Blondel/Poli/Recht/Bastide: Elric 1 - le trône de Rubis

Mon avis: " Sublimement gothique et décadent "

(c) Glénat
(c) Glénat

DL: 05/2013

Ai: 04/2013

( Glénat )

Elric par Moorcock

Pourquoi Elric est une des meilleures séries d'héroïc fantasy de tous les temps... comprendre cela, c'est sans doute comprendre pourquoi il a été si difficile de l'adapter en bande dessinée.

Récapitulons. Plus peut-être que bon nombre d'autres genres, la HF répond à certaines règles. Je n'entrerais pas ici dans un débat de spécialistes pour faire valoir s'il s'agit ici de dark fantasy ( ce qui est sans doute le cas ) mon but est de montrer la révolution apportée par la création de Moorcock.

Si Tolkien n'est pas stricto sensu l'inventeur de l'heroïc-fantasy (*), il est assurément celui qui a codifié le genre en même  temps qu'il lui donnait ses lettres de noblesse. Et dans cet héritage tolkienien, une caractéristique s'impose: le manichéisme. Si les bons peuvent malgré tout avoir quelques travers occasionnels, lâcheté ou vénalité, les méchants sont l'incarnation du mal absolu. 

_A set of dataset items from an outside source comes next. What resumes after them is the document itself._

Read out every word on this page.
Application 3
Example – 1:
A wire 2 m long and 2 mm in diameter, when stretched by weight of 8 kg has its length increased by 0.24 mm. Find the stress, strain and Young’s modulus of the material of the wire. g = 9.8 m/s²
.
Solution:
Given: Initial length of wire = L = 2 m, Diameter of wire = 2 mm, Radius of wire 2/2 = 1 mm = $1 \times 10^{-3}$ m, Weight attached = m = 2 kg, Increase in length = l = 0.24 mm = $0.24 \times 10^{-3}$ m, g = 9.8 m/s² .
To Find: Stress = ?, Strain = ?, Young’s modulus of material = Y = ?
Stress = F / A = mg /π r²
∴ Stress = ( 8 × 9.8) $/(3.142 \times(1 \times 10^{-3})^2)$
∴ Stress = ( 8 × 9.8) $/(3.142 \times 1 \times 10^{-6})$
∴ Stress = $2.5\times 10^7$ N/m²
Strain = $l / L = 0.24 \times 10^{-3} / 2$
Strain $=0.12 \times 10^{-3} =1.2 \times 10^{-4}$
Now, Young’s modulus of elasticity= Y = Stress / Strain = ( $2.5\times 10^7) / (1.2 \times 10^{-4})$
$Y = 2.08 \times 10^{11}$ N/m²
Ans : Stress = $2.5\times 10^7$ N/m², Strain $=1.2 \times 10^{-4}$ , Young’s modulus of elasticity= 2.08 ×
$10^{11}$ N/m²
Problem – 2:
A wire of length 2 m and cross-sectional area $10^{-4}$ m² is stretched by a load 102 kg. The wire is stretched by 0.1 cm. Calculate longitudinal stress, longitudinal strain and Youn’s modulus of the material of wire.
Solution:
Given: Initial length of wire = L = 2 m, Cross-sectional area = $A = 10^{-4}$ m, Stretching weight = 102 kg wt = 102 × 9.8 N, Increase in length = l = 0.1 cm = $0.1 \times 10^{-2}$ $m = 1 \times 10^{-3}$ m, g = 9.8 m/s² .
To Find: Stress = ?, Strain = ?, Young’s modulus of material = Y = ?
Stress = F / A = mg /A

Avec Elric, il en va autrement.

1. L'empereur de Melniboné ne sert pas le bien ( la Loi dans l'univers moorcockien ) mais le Chaos. Il appartient à un peuple cruel qui domine sans contexte le monde de l'époque, s'imposant par la force. "Le plus fier, le plus impitoyable et le plus décadent de l'histoire de ces jeunes  royaumes"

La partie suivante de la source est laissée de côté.